② In the past, there were layouts for altcoins in the top 100 market cap; now no one dares to touch them.
From 2017 to 2021, many people's strategies were very simple: the top 100 market cap projects will never go to zero, right? Leading altcoins must rise in a bull market, right? Bottom fishing the top 50 is much safer than betting on junk coins, right?
But reality has brutally torn apart the illusion: among the top 50 projects by market cap in 2021, over 72% have already receded; from 2023 to 2025, over 50% will not reach new highs.
The narrative is undergoing a comprehensive upgrade, and no institution is willing to take over 'old era altcoins.'
Thus, the market has seen an unprecedented phenomenon: altcoins are increasingly resembling small-cap junk stocks. It's not that they don't rise, but they can never return to past highs. This has completely invalidated the logic of 'top 100 must retain value.'
③ No matter how miserable the last bull market was, everyone believed in the future; this time many OGs have cleared out and exited.
This is the most intriguing change. After the last bull market ended, many old OGs are still holding onto BTC, even increasing their positions as prices drop; the sentiment in the entire circle is 'firm faith, optimistic about the future.'
And this time: many OGs have sold off BTC and ETH that they held for 5-8 years; some have sold their holdings to institutions; some have chosen to 'lie flat and exit.'
This is a collapse of sentiment that has never happened before. Why? Because they realize: it is no longer the era of 'crypto-centric narratives.' BTC and ETH will not disappear, but their growth rates will change. This has led the OGs who were originally determined to hold on to start rethinking their asset direction.
④ In the past, the crypto circle was the center of innovation; now civilization-level innovation is in AI.
In the past decade: Was Web3 the biggest variable disrupting finance? Is DeFi the world's most complex experimental field? Did NFTs sweep the cultural industry? Are Layer 1 and Layer 2 computational model laboratories?
But the reality from 2023 to 2025 tells us: the main characters of civilization-level innovation have changed. It is AI. This does not mean crypto has lost value, but rather: crypto has moved from being the main character → to the underlying technology → to the new capital margin.

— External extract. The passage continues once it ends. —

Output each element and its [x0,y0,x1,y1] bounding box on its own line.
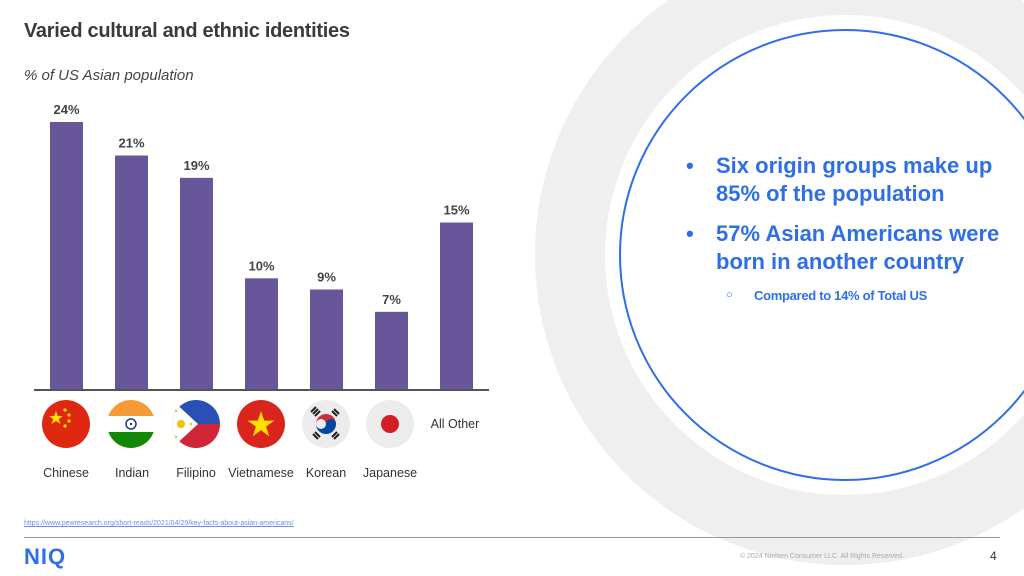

This will make crypto capital more cautious than in the previous cycle and also slow down the pace of narrative advancement - but it also means that assets with true long-term value (BTC, ETH, computation direction) will be more favored. After the bubble decreases, value becomes clearer.

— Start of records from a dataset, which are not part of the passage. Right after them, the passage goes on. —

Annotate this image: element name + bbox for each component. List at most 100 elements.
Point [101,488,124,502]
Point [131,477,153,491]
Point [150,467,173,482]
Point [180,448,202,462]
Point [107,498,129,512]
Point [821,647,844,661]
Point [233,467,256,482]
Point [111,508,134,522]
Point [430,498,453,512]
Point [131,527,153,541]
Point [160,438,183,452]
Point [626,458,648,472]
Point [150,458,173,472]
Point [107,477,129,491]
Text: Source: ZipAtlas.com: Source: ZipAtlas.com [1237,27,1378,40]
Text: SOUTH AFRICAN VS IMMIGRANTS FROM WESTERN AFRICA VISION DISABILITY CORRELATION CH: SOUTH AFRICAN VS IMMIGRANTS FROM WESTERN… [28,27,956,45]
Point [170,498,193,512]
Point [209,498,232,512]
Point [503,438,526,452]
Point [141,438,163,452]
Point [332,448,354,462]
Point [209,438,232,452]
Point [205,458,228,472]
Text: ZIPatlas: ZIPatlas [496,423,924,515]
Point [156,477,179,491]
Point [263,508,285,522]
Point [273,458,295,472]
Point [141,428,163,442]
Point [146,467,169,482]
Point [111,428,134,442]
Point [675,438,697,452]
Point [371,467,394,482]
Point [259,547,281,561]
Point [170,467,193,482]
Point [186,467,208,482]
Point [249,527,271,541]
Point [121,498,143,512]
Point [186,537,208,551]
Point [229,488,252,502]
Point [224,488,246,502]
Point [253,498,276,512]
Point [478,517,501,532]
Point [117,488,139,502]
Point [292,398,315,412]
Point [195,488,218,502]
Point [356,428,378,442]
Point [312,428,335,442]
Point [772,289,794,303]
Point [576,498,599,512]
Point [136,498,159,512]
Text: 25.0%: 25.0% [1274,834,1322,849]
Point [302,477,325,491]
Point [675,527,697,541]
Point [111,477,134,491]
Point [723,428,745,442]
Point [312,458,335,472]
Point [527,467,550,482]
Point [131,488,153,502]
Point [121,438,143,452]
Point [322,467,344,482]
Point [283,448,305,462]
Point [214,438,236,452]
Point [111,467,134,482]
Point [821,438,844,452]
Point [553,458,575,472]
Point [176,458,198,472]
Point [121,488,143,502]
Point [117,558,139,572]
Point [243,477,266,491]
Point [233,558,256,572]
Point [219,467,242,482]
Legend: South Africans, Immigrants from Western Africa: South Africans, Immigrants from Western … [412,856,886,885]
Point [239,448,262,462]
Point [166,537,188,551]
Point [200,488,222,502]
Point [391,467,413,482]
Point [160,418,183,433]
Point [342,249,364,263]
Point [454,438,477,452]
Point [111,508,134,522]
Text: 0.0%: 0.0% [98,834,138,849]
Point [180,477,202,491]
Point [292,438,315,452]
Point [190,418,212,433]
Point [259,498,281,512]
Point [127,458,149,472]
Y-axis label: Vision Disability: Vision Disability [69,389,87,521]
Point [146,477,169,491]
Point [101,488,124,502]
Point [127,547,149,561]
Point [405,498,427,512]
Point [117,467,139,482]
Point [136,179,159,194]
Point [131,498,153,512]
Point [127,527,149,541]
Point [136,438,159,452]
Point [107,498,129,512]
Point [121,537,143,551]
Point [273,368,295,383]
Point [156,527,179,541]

Six, Yongqi summarizes: final conclusion.
This bear market is not about price changing; it is about the era changing.
The past crypto market: simple narratives, rapid sentiment spread, altcoins — a 20x increase is the norm, and the growth rates of BTC and ETH are 'very competitive.'
And now: the global macro cycle has entered a high inflation era, with institutions as the main characters, not retail investors. Crypto has shifted from being a 'frenzied industry' to a 'mature asset pool.' There is structural growth but no longer rampant surges.
This is why: this bear market is colder, slower, and more realistic.
But because of this, the next bull market will be more stable, stronger, and more lasting.
November was excessive panic, December is emotional recovery; this time point must be: seeking stability.
The December market will not skyrocket but will transition from: panic → recovery; uncertainty → clarity; lack of liquidity → liquidity.
More critically: all macro variables will land in December. Landing = good news.
The crypto market has never been a 'light after darkness,' but rather: uncertainty disappears → price rebounds → sentiment reverses → bull market starts.